Regenerating rural Britain demands a bigger vision, an idea of how its crops and creativity can contribute to the nation. But even in the ‘New Now’, this government is most unlikely to show interest in rural transport and communications, nor in sorting out the countryside’s housing crisis. And these are prerequisites of a rural revival.
Sustainable change will come through supporting young people who want to make a life in the countryside. They need access to training and education, the prospects of better-paid and more secure local work, and help to set up in business. And above all else, the biggest priority is housing – whether to rent or buy – that is truly affordable.
In 2019, Labour’s Green New Deal spoke to the needs of rural areas: new public transport links under local control, full fibre broadband, and housing reforms – together, policies with potential to reinvigorate rural life.
New deal for rural areas
So Ed Miliband’s new initiative is welcome.
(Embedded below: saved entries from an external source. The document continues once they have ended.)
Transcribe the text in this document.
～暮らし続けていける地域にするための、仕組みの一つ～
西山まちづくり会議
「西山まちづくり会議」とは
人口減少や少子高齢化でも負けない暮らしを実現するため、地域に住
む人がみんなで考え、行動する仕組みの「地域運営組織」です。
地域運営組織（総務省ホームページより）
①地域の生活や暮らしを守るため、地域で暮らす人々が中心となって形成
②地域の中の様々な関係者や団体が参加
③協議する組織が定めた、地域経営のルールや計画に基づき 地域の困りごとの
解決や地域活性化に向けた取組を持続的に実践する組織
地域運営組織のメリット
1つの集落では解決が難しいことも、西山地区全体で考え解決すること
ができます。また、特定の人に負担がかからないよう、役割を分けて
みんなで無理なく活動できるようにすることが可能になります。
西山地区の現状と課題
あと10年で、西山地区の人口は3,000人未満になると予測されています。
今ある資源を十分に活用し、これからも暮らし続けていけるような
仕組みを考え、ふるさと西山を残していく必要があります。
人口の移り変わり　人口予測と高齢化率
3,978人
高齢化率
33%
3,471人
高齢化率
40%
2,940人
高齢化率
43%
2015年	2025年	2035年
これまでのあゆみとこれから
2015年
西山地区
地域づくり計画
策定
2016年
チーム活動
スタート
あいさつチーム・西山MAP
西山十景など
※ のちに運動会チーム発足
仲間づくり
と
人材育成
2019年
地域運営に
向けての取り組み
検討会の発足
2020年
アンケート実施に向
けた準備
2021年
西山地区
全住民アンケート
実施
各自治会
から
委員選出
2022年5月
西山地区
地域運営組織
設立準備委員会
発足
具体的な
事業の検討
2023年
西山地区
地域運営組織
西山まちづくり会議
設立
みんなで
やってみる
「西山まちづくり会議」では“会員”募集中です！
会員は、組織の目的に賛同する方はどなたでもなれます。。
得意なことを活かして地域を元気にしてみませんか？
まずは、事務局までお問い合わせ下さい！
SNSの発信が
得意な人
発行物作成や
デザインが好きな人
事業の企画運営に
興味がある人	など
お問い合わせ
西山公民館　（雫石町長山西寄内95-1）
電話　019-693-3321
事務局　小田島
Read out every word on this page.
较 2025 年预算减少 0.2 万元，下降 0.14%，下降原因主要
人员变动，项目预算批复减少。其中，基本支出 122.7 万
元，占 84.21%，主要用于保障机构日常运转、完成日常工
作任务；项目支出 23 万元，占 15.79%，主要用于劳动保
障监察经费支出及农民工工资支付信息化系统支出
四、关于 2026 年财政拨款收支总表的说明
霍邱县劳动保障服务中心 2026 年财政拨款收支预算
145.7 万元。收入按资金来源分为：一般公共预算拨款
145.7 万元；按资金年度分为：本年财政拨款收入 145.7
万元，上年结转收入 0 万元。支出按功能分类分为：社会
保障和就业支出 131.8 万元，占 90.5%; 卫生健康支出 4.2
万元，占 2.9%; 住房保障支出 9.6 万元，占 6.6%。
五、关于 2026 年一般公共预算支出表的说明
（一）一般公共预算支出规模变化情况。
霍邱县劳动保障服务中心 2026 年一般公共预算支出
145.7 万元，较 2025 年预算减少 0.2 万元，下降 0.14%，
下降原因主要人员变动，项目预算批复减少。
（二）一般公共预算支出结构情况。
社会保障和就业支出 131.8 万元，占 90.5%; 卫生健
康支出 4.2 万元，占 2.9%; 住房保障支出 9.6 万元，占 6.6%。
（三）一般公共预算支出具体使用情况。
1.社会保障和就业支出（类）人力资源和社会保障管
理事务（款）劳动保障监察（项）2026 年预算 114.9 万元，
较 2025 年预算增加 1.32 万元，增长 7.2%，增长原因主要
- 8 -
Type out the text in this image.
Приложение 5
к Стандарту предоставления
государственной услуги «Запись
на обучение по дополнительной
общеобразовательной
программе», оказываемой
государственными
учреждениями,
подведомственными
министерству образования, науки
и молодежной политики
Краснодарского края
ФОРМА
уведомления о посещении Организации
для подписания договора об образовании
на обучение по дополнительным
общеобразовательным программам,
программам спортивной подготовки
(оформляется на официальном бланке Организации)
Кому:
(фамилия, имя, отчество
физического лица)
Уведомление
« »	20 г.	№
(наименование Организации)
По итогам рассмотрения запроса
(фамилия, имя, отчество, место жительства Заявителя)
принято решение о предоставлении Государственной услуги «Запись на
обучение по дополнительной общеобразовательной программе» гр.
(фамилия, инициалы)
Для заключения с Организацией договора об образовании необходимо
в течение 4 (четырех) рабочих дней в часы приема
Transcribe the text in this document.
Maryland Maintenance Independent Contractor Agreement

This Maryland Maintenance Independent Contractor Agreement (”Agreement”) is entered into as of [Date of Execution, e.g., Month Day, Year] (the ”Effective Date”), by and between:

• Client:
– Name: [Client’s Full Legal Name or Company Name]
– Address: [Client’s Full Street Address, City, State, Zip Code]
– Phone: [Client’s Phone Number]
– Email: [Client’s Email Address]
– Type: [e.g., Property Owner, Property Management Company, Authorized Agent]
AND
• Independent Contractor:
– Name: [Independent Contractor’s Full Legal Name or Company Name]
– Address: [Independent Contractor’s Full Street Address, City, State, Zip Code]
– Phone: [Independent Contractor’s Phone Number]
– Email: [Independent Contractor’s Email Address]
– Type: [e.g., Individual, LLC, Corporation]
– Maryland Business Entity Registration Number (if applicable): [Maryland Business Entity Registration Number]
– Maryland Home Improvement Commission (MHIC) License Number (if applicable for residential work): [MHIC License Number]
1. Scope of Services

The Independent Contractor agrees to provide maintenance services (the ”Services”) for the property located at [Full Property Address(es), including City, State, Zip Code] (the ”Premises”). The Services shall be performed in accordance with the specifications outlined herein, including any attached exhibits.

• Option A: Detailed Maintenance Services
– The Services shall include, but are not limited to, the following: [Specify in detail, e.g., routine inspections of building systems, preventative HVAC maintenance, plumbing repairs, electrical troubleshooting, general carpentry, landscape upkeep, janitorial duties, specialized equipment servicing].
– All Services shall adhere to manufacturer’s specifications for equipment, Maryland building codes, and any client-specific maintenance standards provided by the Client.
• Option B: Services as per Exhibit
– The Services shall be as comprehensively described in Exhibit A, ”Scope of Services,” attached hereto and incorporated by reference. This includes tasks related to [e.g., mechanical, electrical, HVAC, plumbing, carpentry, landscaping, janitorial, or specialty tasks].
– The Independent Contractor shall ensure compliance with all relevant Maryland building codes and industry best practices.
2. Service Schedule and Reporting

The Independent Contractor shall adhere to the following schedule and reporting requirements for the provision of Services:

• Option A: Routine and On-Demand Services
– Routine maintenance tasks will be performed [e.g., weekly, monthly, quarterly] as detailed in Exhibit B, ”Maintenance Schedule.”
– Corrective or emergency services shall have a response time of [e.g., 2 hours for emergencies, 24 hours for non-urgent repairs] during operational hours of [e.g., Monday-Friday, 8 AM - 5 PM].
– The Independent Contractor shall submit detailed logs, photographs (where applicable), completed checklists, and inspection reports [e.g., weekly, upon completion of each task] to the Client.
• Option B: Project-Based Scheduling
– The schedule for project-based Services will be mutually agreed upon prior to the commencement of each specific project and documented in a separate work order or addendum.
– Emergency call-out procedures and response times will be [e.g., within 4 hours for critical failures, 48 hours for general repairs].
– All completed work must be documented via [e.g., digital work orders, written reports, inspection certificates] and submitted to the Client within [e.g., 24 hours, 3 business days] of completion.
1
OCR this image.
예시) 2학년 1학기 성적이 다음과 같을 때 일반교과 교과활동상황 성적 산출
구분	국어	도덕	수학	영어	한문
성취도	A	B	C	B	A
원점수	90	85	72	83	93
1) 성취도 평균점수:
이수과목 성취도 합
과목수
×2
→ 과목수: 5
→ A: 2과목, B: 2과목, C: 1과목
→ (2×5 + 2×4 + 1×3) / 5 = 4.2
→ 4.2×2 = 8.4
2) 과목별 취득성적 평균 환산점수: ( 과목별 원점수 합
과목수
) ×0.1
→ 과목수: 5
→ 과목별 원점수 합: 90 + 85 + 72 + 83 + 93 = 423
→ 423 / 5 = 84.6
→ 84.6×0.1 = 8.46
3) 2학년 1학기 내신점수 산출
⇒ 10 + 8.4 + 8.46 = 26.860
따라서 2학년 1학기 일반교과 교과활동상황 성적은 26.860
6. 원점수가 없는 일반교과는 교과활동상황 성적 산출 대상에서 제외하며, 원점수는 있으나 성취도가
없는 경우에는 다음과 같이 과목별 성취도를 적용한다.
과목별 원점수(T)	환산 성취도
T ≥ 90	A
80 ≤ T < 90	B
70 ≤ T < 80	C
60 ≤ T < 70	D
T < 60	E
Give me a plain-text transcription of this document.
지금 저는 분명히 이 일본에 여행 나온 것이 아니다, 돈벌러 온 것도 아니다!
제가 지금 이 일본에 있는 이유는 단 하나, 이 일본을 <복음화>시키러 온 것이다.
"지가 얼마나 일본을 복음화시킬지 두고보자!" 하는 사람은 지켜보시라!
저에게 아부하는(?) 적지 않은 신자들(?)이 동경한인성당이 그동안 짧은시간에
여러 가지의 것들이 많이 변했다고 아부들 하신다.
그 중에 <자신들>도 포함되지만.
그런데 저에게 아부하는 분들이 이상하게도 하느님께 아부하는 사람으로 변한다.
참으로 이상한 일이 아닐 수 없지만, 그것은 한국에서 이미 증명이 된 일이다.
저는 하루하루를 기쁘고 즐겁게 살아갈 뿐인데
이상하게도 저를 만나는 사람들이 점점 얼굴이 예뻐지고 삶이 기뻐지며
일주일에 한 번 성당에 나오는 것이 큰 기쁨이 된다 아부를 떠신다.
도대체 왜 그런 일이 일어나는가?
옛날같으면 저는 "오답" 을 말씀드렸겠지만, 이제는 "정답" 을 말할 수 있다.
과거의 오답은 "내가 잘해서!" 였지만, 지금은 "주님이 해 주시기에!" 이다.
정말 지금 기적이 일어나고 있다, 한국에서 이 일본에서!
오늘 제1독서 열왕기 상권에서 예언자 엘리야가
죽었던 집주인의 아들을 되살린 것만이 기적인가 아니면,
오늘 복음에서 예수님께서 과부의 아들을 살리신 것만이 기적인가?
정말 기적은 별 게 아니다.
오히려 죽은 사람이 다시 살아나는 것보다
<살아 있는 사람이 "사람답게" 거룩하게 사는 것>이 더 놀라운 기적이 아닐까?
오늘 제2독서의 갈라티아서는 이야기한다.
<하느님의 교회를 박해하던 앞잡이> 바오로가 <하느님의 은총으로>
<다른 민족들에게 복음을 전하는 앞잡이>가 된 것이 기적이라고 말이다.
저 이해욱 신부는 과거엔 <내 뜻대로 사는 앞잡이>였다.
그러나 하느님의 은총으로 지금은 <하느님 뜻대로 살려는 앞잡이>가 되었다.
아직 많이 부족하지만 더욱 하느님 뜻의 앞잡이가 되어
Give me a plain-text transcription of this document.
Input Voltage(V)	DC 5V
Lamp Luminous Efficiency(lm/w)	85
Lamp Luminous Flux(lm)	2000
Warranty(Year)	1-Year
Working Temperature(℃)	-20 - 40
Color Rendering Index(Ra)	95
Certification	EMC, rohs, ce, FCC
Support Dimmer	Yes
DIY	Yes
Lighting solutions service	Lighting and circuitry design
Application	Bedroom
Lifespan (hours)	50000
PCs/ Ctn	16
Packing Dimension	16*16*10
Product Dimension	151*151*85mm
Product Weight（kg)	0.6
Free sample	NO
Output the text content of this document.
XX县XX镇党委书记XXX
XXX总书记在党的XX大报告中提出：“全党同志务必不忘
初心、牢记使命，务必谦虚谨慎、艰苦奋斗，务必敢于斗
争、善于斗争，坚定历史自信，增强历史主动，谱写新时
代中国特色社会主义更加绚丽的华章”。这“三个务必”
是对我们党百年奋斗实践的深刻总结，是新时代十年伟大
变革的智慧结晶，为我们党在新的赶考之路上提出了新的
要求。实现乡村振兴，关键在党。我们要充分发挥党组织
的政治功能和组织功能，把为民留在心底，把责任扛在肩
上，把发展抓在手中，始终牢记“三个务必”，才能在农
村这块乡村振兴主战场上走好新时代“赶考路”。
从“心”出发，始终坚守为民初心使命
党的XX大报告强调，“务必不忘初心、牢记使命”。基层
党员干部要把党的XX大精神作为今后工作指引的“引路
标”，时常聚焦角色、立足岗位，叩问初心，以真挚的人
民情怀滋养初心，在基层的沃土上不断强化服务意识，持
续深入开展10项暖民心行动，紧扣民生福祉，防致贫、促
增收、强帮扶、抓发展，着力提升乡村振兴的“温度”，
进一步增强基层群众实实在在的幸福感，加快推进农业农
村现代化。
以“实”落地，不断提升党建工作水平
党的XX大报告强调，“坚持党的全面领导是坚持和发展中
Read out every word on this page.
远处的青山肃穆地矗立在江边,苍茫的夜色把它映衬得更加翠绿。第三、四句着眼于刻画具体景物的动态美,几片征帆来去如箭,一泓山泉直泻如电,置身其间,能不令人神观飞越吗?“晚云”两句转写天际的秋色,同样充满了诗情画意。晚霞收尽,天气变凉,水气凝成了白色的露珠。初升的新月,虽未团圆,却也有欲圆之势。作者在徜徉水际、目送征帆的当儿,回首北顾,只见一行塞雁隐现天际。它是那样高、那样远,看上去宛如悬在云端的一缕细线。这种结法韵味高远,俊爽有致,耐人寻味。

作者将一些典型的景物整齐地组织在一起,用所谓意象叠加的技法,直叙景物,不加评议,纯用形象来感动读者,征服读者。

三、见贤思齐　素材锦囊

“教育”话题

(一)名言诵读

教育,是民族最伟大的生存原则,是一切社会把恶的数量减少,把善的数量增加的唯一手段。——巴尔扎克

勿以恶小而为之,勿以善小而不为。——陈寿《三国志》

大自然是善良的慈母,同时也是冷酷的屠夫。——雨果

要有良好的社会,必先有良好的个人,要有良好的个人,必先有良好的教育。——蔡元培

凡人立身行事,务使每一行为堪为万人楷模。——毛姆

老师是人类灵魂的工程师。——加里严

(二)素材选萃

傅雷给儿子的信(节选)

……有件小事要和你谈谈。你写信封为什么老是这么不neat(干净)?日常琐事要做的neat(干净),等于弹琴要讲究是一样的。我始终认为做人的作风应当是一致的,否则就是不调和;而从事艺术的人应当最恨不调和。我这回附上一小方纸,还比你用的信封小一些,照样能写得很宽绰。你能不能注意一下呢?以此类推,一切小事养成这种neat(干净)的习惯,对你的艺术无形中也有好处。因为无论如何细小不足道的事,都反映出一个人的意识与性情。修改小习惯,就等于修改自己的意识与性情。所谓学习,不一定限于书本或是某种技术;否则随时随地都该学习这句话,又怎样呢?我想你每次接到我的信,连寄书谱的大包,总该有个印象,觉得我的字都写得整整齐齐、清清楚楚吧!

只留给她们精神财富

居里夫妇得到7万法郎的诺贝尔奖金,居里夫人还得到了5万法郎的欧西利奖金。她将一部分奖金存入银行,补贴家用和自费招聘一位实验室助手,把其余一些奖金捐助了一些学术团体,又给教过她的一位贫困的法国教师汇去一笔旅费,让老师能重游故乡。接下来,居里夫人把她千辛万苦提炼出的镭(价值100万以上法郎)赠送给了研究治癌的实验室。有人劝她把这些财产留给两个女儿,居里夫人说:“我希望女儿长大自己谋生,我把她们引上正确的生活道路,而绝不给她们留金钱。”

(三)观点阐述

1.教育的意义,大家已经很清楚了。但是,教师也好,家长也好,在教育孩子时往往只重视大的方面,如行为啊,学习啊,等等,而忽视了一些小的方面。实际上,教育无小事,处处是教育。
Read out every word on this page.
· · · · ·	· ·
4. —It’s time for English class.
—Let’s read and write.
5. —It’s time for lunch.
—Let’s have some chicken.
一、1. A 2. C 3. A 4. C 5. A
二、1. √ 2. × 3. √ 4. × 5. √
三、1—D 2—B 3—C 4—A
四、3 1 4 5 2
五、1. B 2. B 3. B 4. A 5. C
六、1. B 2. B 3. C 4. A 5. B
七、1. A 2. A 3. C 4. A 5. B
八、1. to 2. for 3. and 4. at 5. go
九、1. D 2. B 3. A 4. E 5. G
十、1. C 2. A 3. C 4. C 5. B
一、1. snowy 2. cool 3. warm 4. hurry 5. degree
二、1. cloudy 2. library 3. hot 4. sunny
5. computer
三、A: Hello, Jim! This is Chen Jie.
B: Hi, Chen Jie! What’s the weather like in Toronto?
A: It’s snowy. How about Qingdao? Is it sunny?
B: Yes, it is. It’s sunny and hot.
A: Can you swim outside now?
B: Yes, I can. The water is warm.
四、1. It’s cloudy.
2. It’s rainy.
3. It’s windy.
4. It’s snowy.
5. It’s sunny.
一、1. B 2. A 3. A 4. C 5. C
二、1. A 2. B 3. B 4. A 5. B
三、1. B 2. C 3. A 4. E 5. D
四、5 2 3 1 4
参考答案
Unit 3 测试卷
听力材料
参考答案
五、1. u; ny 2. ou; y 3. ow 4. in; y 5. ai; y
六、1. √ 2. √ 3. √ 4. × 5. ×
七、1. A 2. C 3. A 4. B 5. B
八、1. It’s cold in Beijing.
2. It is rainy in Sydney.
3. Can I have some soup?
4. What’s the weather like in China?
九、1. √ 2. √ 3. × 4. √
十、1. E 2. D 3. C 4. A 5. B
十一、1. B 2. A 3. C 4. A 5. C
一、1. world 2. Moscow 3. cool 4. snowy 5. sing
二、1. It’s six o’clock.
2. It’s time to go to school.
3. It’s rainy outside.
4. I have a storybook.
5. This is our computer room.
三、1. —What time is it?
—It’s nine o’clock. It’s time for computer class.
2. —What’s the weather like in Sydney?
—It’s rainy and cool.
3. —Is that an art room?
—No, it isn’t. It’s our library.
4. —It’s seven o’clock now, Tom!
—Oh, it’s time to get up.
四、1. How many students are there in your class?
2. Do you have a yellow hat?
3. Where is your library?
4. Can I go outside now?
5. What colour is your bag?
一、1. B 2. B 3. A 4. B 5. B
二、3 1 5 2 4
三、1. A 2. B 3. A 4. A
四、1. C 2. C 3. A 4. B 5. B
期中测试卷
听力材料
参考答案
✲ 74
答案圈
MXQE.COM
He proposes ‘the most ambitious climate recovery plan in the world’, borrowing from the Green New Deal to rebuild Britain’s battered post-Covid economy.
Miliband would revive schemes to insulate housing to a high standard, and roll out green technologies. These could help many people, and particularly so in rural communities. But out of power, Labour can do only so much.
Labour’s 2019 manifesto pressed for housing to be truly affordable – with rents and mortgage repayments linked to average local earnings. It also pledged to build social housing, halt the disastrous Right to Buy, and stop builders replacing social with supposedly ‘affordable’ housing in new developments.
These policies would deliver a huge boost to the stability and sustainability of rural communities. So too would the party’s 2019 proposals to open up new, green, regional transport links, and sponsor a national full-fibre broadband programme.
Those proposals must not be dropped. Just as we campaigned on that platform last year, now we have to ensure that they remain Labour Party policy.
Let’s hope Ed Miliband’s plan – and the coalition behind it – can influence this government. In such strange political times, it could just happen.
Dr Gill Cookson is an economic historian and writer. She is Chair of Scarborough and Whitby CLP.